England did threaten to make a game of it when the introduction of Alex Mitchell sparked a Freddie Steward try, but France pulled clear again to sew up the points and have historians scrambling for the record books.
England need to re-group ahead of their Super Saturday showdown with Ireland, while France host Wales knowing they can become champions again if results go their way.
With both teams still in title contention at kick-off, a tight and nervy game was expected. France, however, had other ideas.
Les Bleus have a reputation for making fast starts, having scored a try within the first five minutes of two of their three Championship matches, and they struck early once again at Twickenham.
In a frantic first series, the visitors conjured a superb try from inside their own half through Ramos. It started with flanker Ollivon and his offload to the giant Flament, who evaded Jack Willis and bolted upfield.
He then found the supporting Ethan Dumortier down the left-hand side and the speedy winger broke clear of England’s defence, waited for the overlapping Ramos and slipped the full-back in for the first try of the game.
England were stunned and before they knew it they were 10-0 down, with Ramos adding three more points with a penalty from the tee – one of four the hosts conceded within the first 15 minutes.
It was at that point the heavens opened and the rain began to pour, a metaphor for England’s afternoon. The wintry weather was supposed to be an equaliser, but France were excellent throughout – their kicking accurate, their set-piece stable and their ruck speed far quicker than England’s.
They added the second try their performance deserved in the 26th minute, following some Antoine Dupont brilliance. While he is rightly praised for his flair and imagination, the France captain does the fundamentals so well and a monster of a box-kick won Les Bleus a 50:22 deep inside England territory and provided the platform for the score.
France’s lineout routine worked perfectly and England could do little to stop a charging Flament from crashing over the line from a short pass.
The hosts scored their first points six minutes before the break, Smith coolly dissecting the posts with a penalty, but Ramos responded with his second penalty of the game within 90 seconds to re-establish a 17-point Les Bleus lead.
They then put the game to bed just before half-time. From a scrum inside England’s 22, France went down the blindside and Ollivon – who by coincidence scored a try at the Aviva Stadium in 2021 when France ended a long away drought at Ireland – muscled his way over the line for France’s third of the game.
LES BLEUS SMASH RECORDS
England flew out of the traps in the second half like a team that had just had some very honest truth delivered to them at half-time.

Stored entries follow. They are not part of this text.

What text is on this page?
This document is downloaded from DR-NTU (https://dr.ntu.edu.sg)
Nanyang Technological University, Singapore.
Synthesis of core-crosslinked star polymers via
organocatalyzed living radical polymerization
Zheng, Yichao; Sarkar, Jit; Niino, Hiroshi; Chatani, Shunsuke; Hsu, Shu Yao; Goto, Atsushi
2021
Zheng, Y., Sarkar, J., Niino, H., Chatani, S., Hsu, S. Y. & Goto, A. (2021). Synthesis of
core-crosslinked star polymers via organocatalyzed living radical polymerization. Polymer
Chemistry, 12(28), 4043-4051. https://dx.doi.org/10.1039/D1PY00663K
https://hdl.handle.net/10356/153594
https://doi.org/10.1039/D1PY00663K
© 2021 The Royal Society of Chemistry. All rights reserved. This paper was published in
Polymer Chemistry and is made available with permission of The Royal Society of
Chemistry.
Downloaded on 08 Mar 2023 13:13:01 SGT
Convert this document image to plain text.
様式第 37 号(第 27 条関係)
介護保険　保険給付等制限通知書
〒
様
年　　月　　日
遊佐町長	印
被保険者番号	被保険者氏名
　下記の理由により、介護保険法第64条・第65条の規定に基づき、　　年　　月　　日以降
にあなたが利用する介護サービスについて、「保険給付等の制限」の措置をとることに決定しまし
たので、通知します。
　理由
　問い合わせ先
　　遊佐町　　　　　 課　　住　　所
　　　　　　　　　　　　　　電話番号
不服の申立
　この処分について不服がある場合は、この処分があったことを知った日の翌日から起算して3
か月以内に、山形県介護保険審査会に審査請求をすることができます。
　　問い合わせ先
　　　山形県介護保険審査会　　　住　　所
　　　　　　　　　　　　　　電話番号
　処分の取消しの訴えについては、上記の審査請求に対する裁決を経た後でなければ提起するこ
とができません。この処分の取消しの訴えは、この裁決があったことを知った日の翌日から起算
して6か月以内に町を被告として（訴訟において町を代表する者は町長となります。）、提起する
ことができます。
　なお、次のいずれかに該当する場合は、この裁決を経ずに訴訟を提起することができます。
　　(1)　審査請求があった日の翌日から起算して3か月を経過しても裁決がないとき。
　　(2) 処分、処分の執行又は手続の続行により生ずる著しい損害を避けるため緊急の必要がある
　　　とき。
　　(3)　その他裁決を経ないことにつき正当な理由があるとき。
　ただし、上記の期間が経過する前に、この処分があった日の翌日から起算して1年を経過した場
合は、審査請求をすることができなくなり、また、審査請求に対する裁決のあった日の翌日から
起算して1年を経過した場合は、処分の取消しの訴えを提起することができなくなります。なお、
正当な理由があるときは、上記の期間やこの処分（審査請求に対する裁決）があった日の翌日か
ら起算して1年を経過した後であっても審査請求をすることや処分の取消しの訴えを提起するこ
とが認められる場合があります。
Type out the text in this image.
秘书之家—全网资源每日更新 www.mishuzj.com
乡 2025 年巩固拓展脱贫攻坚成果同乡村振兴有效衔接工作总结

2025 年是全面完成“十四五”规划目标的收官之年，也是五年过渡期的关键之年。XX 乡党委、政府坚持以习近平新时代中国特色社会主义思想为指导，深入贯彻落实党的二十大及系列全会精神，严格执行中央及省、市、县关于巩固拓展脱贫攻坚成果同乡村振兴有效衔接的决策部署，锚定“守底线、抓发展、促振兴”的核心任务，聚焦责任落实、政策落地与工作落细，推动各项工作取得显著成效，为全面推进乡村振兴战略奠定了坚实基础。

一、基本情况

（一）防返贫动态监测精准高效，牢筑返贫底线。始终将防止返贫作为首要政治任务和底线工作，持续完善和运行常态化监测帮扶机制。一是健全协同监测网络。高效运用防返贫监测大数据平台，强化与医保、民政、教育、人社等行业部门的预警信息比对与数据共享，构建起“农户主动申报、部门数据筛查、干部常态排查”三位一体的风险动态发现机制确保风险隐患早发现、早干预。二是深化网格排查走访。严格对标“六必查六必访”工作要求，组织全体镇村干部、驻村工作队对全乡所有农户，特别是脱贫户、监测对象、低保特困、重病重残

A Marcus Smith cross-field kick almost found a diving Max Malins in the right-corner, with TMO showing a knock-on at grounding, but they did not have to wait long for their first try.
With Alex Mitchell on at scrum-half, and Owen Farrell introduced at inside centre to play alongside Smith, the change of tactic was clear. It bore fruit within a minute as Mitchell slipped in Steward to score and help cut the gap to 17 points.
However, any hope of a comeback was quickly snuffed out when Steward failed to deal with a bouncing ball inside his own 22, allowing Romain Ntamack to outjump him and palm the ball back to Flament, who rumbled through for his second.
That broke England’s spirit and France then ran riot. They soon had a fifth try, when a brilliant kick-chase from Ramos caused panic in the England defence.
Smith was carried back over his own tryline by Ramos and Ollivon, and then lost the ball in contact, allowing Ollivon to reach over and touch it down.
Penaud then added a late double, both in the right corner, to compound England’s misery. His first came from a Gael Fickou cross-kick, and he outsprinted Alex Dombrandt, while his second came from a left-to-right passing move from first phase that carved England apart. It was a fitting end to a magnificent performance.